Rutgers Equine Scientist Appointed to New Top-Tier Racing Scientific Advisory Board

NEW BRUNSWICK, NJ – New Brunswick, N.J. – Kenneth H. McKeever, Professor in the Department of Animal Sciences at Rutgers University and Associate Director-Research, at the Rutgers Equine Science Center, was recently appointed to the Association of Racing Commissioners International’s (RCI) new Scientific Advisory Board. The RCI is the preeminent international body of regulators, scientists, and others involved in the oversight of equine and canine racing. Their mission is to advise national and international regulatory bodies so as to achieve consensus on policy issues including those focused on improving the integrity of the industry. The newly formed board is charged with developing recommendations for which anti-doping programs are conducted in the international racing community.
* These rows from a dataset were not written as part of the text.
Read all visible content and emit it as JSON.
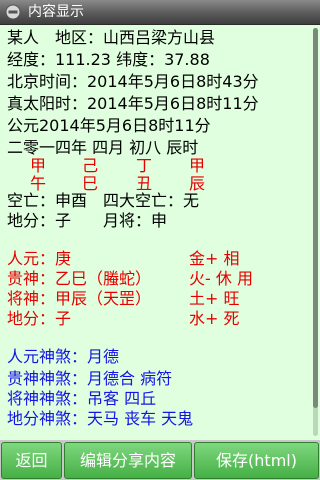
{
  "titlebar": {
    "title": "内容显示",
    "icon": "app-icon"
  },
  "lines": [
    {
      "text": "某人　地区：山西吕梁方山县",
      "color": "black"
    },
    {
      "text": "经度：111.23 纬度：37.88",
      "color": "black"
    },
    {
      "text": "北京时间：2014年5月6日8时43分",
      "color": "black"
    },
    {
      "text": "真太阳时：2014年5月6日8时11分",
      "color": "black"
    },
    {
      "text": "公元2014年5月6日8时11分",
      "color": "black"
    },
    {
      "text": "二零一四年 四月 初八 辰时",
      "color": "black"
    }
  ],
  "pillars": {
    "stems": [
      "甲",
      "己",
      "丁",
      "甲"
    ],
    "branches": [
      "午",
      "巳",
      "丑",
      "辰"
    ]
  },
  "void_line": "空亡：申酉　四大空亡：无",
  "earth_line": "地分：子　　月将：申",
  "positions": [
    {
      "left": "人元：庚",
      "right": "金+ 相"
    },
    {
      "left": "贵神：乙巳（螣蛇）",
      "right": "火- 休 用"
    },
    {
      "left": "将神：甲辰（天罡）",
      "right": "土+ 旺"
    },
    {
      "left": "地分：子",
      "right": "水+ 死"
    }
  ],
  "shensha": [
    "人元神煞：月德",
    "贵神神煞：月德合 病符",
    "将神神煞：吊客 四丘",
    "地分神煞：天马 丧车 天鬼"
  ],
  "buttons": {
    "back": "返回",
    "edit_share": "编辑分享内容",
    "save": "保存(html)"
  },
  "colors": {
    "background": "#dfffdf",
    "red": "#e60000",
    "blue": "#1414e6",
    "button": "#45b045"
  }
}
The formation of this top-tier advisory board was prompted by numerous factors, including functional concerns about the current scientific advisory process, transparency, non-participation of key experts, and the recent withdrawal of the United States Trotting Association from the Racing Medication and Testing Consortium.

McKeever joins Rick Sams, director of HFL Sports Science in Lexington; Scott Stanley, director of the University of California-Davis Kenneth L. Maddy Laboratory; Mary Robinson, director of the Pennsylvania Equine Toxicology and Research Laboratory; and George Maylin, director of the New York Drug Testing and Research Program at SUNY Morrisville. In 2014 McKeever and Maylin conducted pivotal research resulting in recommendations regarding the use of cobalt in race horses through a study funded by the United States Trotting Association.

According to Karyn Malinowski, director of the Rutgers Equine Science Center, “The establishment of this committee is an important development, one that will lead to the use of science-based evidence, rather than politics, to set national and international anti-doping policy for horse racing. The addition of Dr. McKeever to this prestigious committee is testament to the important contributions that Ken has made to the racing community for decades based on research conducted in his laboratory with colleagues from around the world and his students.”